I really just want to write "WRONG" as the entire content of this post and just leave it at that. The article seems to have some of the facts, but not all. Yes, Cyanogen the company has decided to shut down. And CyanogenMod, the open source version of the OS released by Cyanogen based on Android also decided to change their name because they don't want to get sued. But facts seem to end there. CM will continue on under another name. If you are running CM on any of your devices, rest assured, aside from a name change, the next build will be more of the same.
Where I am getting frustrated with this article is the notion that this is a big win for Google. I have to disagree. Google or alphabet or whatever they want to call themselves may have created the android OS, but they release it in an open source format. They do this to get it out there on as many devices as they can. More importantly, they do this to get it into the hands of as many developers as they can. There are a number of things that I actually thought were part of android, that only later when reading stock android was adding certain features did I realize were actually only part of CM. That's really what open source is about, the ability for a wide variety of people to work to better something together. A lot of times things seem to make sense when one person is working on them, but later we come to find out that they don't make sense to others.

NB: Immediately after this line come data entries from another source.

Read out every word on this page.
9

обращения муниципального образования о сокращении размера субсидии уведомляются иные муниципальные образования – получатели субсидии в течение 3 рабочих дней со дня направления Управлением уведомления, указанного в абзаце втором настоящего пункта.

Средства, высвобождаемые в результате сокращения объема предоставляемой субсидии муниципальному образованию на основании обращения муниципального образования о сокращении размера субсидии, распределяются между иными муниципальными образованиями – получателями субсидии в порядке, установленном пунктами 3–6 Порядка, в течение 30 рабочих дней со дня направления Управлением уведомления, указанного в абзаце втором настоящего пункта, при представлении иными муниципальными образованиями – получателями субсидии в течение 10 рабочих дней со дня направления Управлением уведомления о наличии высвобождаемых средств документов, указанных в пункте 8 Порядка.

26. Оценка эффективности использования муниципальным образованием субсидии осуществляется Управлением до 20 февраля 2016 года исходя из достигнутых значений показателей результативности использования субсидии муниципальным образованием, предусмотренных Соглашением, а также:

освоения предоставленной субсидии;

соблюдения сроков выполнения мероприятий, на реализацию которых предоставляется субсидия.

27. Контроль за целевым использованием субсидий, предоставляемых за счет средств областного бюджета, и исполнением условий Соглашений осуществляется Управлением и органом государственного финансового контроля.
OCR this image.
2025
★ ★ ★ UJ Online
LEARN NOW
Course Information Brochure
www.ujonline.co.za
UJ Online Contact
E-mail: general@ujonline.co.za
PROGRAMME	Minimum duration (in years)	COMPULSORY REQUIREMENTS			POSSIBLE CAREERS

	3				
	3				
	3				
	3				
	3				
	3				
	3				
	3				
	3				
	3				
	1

If Google actually wanted to rein in android, they would simply retool with proprietary code, and release the next version of their OS closed source. The only thing they actually seem to be concerned with are phones that are still running old versions of the OS. This makes is hard not for them, but for application developers to support their applications in that ecosystem. We have seen Google take steps in the recent year or two to modularize some of the core components of Android so that those pieces can be updated even if the OS itself has not been.
But then to fix the web required a third-party browser to already exist that adhered to standards to gain marketshare, which came in the form of mobile Safari on the iPhone.
Stop licking Steve Jobs' butt, he did enough without making shit up. Peak IE was around 2004 with 95% market share. In mid-2007 when the first generation iPhone launched it was already down to around 80%, that is non-IE share had quadrupled and the monopoly was cracking all over. The market for $399+ smartphones was nothing compared to the many hundreds of millions of computers in use, the first sign of mobile browsing having any more than a token presence was in 2010 (went from 1.3% to 4.1% that year, according to StatCounter) when IE was down to 60%. The iPhone had absolutely nothing to do with the fall of IE.
Live today, because you never know what tomorrow brings
Ok but for the sake of argument, other than the following factors:
1) Name recognition and reputation
2) Resources and ability to write good quality software and maintain good databases with quality data (e.g. maps database, wifi IDs database)
Is there anything stopping open organization SPQR from creating
SPQR App Services for Android
and offering equivalents to the Google-branded services?
If resourceful, SPQR could convince phone makers to pre-load their phones with the SPQR app store and services.
My devil's advocate question is: Is this just jealousy that Google out-innovated and out-standardized others, and out-"take my free stuff"-offered others, creating a de-facto monopoly?
Is this just bitterness that the network effect (on adoption) is the network effect, and it's tough to compete with after a while?
Seriously, if there is a strong will (including possibly distributed financial backing) to have a good quality open alternative to Google services on Android, couldn't that be done in theory? There's nothing license-wise or artificial-technical-barrier preventing it, is there?
Where are we going and why are we in a handbasket?